Opinião | 28-03-2026 06:37

Tomar e o exemplo do ecumenismo que se deseja

Tomar e o exemplo do ecumenismo que se deseja
Miguel Montez Leal

O povo português é fruto de um substrato de variadíssimas origens, tal como outros povos europeus, herdeiros de diferentes culturas e civilizações. Desde os bancos da primária que conhecemos a listagem de povos que vieram para esta finisterra e aqui deixaram raízes, parte da sua cultura e da sua civilização.

Quando se fala da cidade de Tomar, surge sempre o apodo da Cidade Templária, ou publicita-se a Festa dos Tabuleiros, que constituem fortes marcas culturais e turísticas da urbe do norte ribatejano.

A cidade é encantadora e possui um património cultural invejável, como o Convento de Cristo, classificado Património da Humanidade e que infelizmente sofreu recentemente danos provocados pela intempérie de 11 de Fevereiro último. A sua charola foi recuperada, assim como a famosa janela Manuelina e muitas outras estruturas do edifício primitivo. Na Mata dos Sete Montes, a charolinha desabou, não conseguindo resistir às intempéries deste inverno.

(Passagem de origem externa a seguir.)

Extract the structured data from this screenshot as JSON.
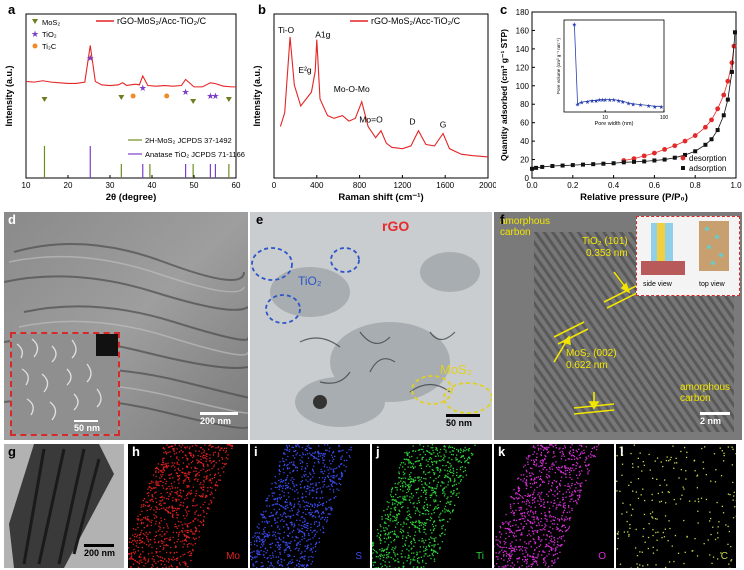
{
  "labels": {
    "a": "a",
    "b": "b",
    "c": "c",
    "d": "d",
    "e": "e",
    "f": "f",
    "g": "g",
    "h": "h",
    "i": "i",
    "j": "j",
    "k": "k",
    "l": "l"
  },
  "panel_a": {
    "legend_title": "rGO-MoS₂/Acc-TiO₂/C",
    "markers": [
      {
        "label": "MoS₂",
        "color": "#6b7f1f",
        "shape": "tri"
      },
      {
        "label": "TiO₂",
        "color": "#7a3fc9",
        "shape": "star"
      },
      {
        "label": "Ti₂C",
        "color": "#f08a2a",
        "shape": "dot"
      }
    ],
    "ref_labels": [
      "2H-MoS₂ JCPDS 37-1492",
      "Anatase TiO₂ JCPDS 71-1166"
    ],
    "colors": {
      "line": "#e42525",
      "mos2": "#6b8f1f",
      "tio2": "#7a3fc9"
    }
  },
  "panel_b": {
    "legend_title": "rGO-MoS₂/Acc-TiO₂/C",
    "peaks": [
      "Ti-O",
      "E²g",
      "A1g",
      "Mo-O-Mo",
      "Mo=O",
      "D",
      "G"
    ]
  },
  "panel_c": {
    "legend": [
      "desorption",
      "adsorption"
    ],
    "inset_xlabel": "Pore width (nm)",
    "inset_ylabel": "Pore volume (cm³ g⁻¹ nm⁻¹)",
    "colors": {
      "desorption": "#e32a2a",
      "adsorption": "#111111",
      "inset": "#2a3fb0"
    }
  },
  "panel_d": {
    "scalebar": "200 nm",
    "inset_scalebar": "50 nm"
  },
  "panel_e": {
    "rgo": "rGO",
    "tio2": "TiO₂",
    "mos2": "MoS₂",
    "scalebar": "50 nm"
  },
  "panel_f": {
    "amorphous1": "amorphous carbon",
    "tio2_plane": "TiO₂ (101)",
    "tio2_d": "0.353 nm",
    "mos2_plane": "MoS₂ (002)",
    "mos2_d": "0.622 nm",
    "amorphous2": "amorphous carbon",
    "side": "side view",
    "top": "top view",
    "scalebar": "2 nm"
  },
  "panel_g": {
    "scalebar": "200 nm"
  },
  "maps": [
    {
      "key": "h",
      "element": "Mo",
      "color": "#e02020"
    },
    {
      "key": "i",
      "element": "S",
      "color": "#3a4cf0"
    },
    {
      "key": "j",
      "element": "Ti",
      "color": "#2fd13a"
    },
    {
      "key": "k",
      "element": "O",
      "color": "#d62fd6"
    },
    {
      "key": "l",
      "element": "C",
      "color": "#c8d84a"
    }
  ],
  "chart_data": [
    {
      "type": "line",
      "title": "",
      "xlabel": "2θ (degree)",
      "ylabel": "Intensity (a.u.)",
      "xlim": [
        10,
        60
      ],
      "xticks": [
        10,
        20,
        30,
        40,
        50,
        60
      ],
      "series": [
        {
          "name": "rGO-MoS₂/Acc-TiO₂/C",
          "x": [
            10,
            12,
            14,
            16,
            18,
            20,
            22,
            24,
            25.3,
            26.5,
            28,
            30,
            32,
            33,
            34,
            35,
            36,
            37,
            37.8,
            39,
            41,
            43,
            45,
            47,
            48,
            50,
            52,
            53.9,
            55,
            57,
            59,
            60
          ],
          "y": [
            0.42,
            0.41,
            0.43,
            0.41,
            0.4,
            0.39,
            0.39,
            0.41,
            0.95,
            0.42,
            0.37,
            0.36,
            0.37,
            0.4,
            0.36,
            0.37,
            0.38,
            0.37,
            0.5,
            0.36,
            0.35,
            0.36,
            0.35,
            0.36,
            0.45,
            0.34,
            0.34,
            0.4,
            0.39,
            0.35,
            0.34,
            0.34
          ]
        }
      ],
      "reference_lines": {
        "2H-MoS₂ JCPDS 37-1492": [
          14.4,
          32.7,
          39.5,
          49.8,
          58.3
        ],
        "Anatase TiO₂ JCPDS 71-1166": [
          25.3,
          37.8,
          48.0,
          53.9,
          55.1
        ]
      }
    },
    {
      "type": "line",
      "title": "",
      "xlabel": "Raman shift (cm⁻¹)",
      "ylabel": "Intensity (a.u.)",
      "xlim": [
        0,
        2000
      ],
      "xticks": [
        0,
        400,
        800,
        1200,
        1600,
        2000
      ],
      "series": [
        {
          "name": "rGO-MoS₂/Acc-TiO₂/C",
          "x": [
            60,
            100,
            150,
            190,
            250,
            300,
            350,
            385,
            400,
            430,
            500,
            560,
            640,
            700,
            760,
            820,
            880,
            950,
            1000,
            1050,
            1100,
            1200,
            1280,
            1350,
            1420,
            1500,
            1580,
            1640,
            1750,
            1850,
            2000
          ],
          "y": [
            0.3,
            0.4,
            0.95,
            0.6,
            0.45,
            0.5,
            0.55,
            0.7,
            0.93,
            0.5,
            0.38,
            0.36,
            0.38,
            0.34,
            0.36,
            0.48,
            0.3,
            0.22,
            0.27,
            0.18,
            0.15,
            0.14,
            0.16,
            0.27,
            0.17,
            0.16,
            0.25,
            0.14,
            0.1,
            0.09,
            0.08
          ]
        }
      ]
    },
    {
      "type": "line",
      "title": "",
      "xlabel": "Relative pressure (P/P₀)",
      "ylabel": "Quantity adsorbed (cm³ g⁻¹ STP)",
      "xlim": [
        0,
        1
      ],
      "ylim": [
        0,
        180
      ],
      "xticks": [
        0,
        0.2,
        0.4,
        0.6,
        0.8,
        1.0
      ],
      "yticks": [
        0,
        20,
        40,
        60,
        80,
        100,
        120,
        140,
        160,
        180
      ],
      "series": [
        {
          "name": "desorption",
          "x": [
            0.45,
            0.5,
            0.55,
            0.6,
            0.65,
            0.7,
            0.75,
            0.8,
            0.85,
            0.88,
            0.91,
            0.94,
            0.96,
            0.98,
            0.99
          ],
          "y": [
            19,
            21,
            24,
            27,
            31,
            35,
            40,
            46,
            55,
            63,
            75,
            90,
            105,
            125,
            143
          ]
        },
        {
          "name": "adsorption",
          "x": [
            0.0,
            0.02,
            0.05,
            0.1,
            0.15,
            0.2,
            0.25,
            0.3,
            0.35,
            0.4,
            0.45,
            0.5,
            0.55,
            0.6,
            0.65,
            0.7,
            0.75,
            0.8,
            0.85,
            0.88,
            0.91,
            0.94,
            0.96,
            0.98,
            0.995
          ],
          "y": [
            10,
            11,
            12,
            13,
            13.5,
            14,
            14.5,
            15,
            15.5,
            16,
            17,
            17.5,
            18,
            19,
            20,
            22,
            25,
            29,
            36,
            42,
            52,
            68,
            85,
            115,
            158
          ]
        }
      ],
      "inset": {
        "xlabel": "Pore width (nm)",
        "ylabel": "Pore volume (cm³ g⁻¹ nm⁻¹)",
        "xscale": "log",
        "xticks": [
          10,
          100
        ],
        "x": [
          3,
          3.4,
          4,
          5,
          6,
          7,
          8,
          9,
          10,
          12,
          14,
          17,
          20,
          25,
          30,
          40,
          55,
          70,
          90
        ],
        "y": [
          1.0,
          0.05,
          0.07,
          0.08,
          0.09,
          0.09,
          0.1,
          0.1,
          0.1,
          0.1,
          0.1,
          0.09,
          0.08,
          0.06,
          0.05,
          0.04,
          0.03,
          0.02,
          0.02
        ]
      }
    }
  ]
}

Mas falar de Tomar é também falar da sua sinagoga e da sua comunidade de cristãos-novos, que a partir do estabelecimento da Inquisição, a 23 de Maio de 1536, tiveram de se esconder e querendo realizar as suas práticas religiosas, sentiram-se obrigados a celebrá-las las de uma forma oculta. Alguns destes primitivos cristãos-novos ter-se-ão, ao longo dos tempos, dissolvido na população local, outros mudando de localidade ou mesmo emigrado. Convém não esquecer que os judeus eram-no de religião, não de etnia e quase sempre foram perseguidos.

Tivemos de esperar pelos inícios do século XX, para que SamueI Schwarz(1880-1953), engenheiro de minas de origem polaca e um homem erudito, descobrisse, emparedada, a antiga sinagoga nabantina, e que constitui o actual Museu Luso-Hebraico de Abraham Zacuto. Schwarz acabaria por comprar o edifício em 1923, doando-o à cidade. Desde então a história local mudou radicalmente e, a pouco e pouco, este templo e as histórias a ele associadas passaram a fazer parte de roteiros turísticos. Portugal fora o país, de uma sã convivência entre cristãos, muçulmanos e judeus durante grande parte da Idade Média, embora já tivessem ocorrido, ao longo dos tempos, terríveis perseguições e matanças.

O povo português é fruto de um substrato de variadíssimas origens, tal como outros povos europeus, herdeiros de diferentes culturas e civilizações. Desde os bancos da primária que conhecemos a listagem de povos que vieram para esta finisterra e aqui deixaram raízes, parte da sua cultura e da sua civilização. O que importa destacar é que foi a partir deste "caldeirão", que se conseguiu criar uma identidade muito forte, que nesta Península Ibérica não deixa de ser uma marca da impotência espanhola. Quem consultar um dicionário de apelidos portugueses pode confirmar que muitos têm origem estrangeira, o que é natural num país com um grande porto de mar – Lisboa- e onde chegavam povos dos quatro cantos do mundo, nesta placa giratória que é Portugal.

Muitos pensam apenas nas terras da Raia, como local de estabelecimento de judeus fugidos ao decreto de expulsão dos Reis Católicos, de Castela e Leão, e assim, de Trás-os-Montes, às Beiras e Alentejo, a sua comunidade foi sempre aumentando.

Quando me falam de eugenismo ou racismo constato que os portugueses parecem não conhecer a sua história, ou até omitir alguns dos seus capítulos, tornando-os invisíveis.

Prestes a cumprir nove séculos, Portugal balança na assumpção do seu passado. Uns parecem querer que nos autoflagelemos e pedindo perdão pelo passado, outros são a favor de novas leituras historiográficas e de uma contextualização. O passado nunca se apaga e vai regressando quando entende. A história nunca se repete, mas é cíclica, e os portugueses, povo universal, presente em diversos continentes, é um país de emigrantes. 10,5 milhões vivem no território nacional, cerca de 5 milhões vivem fora, ou seja, um em cada três portugueses não vive no seu país de origem e vem cá, muitas vezes, apenas de visita.

Ao falar de Tomar quis sublinhar o ecumenismo e o respeito pelas diversas culturas, credos e confissões religiosas, não quis utilizar o termo tolerância, pois este traz consigo sempre um sentimento de superioridade. Não se tolera, respeita-se.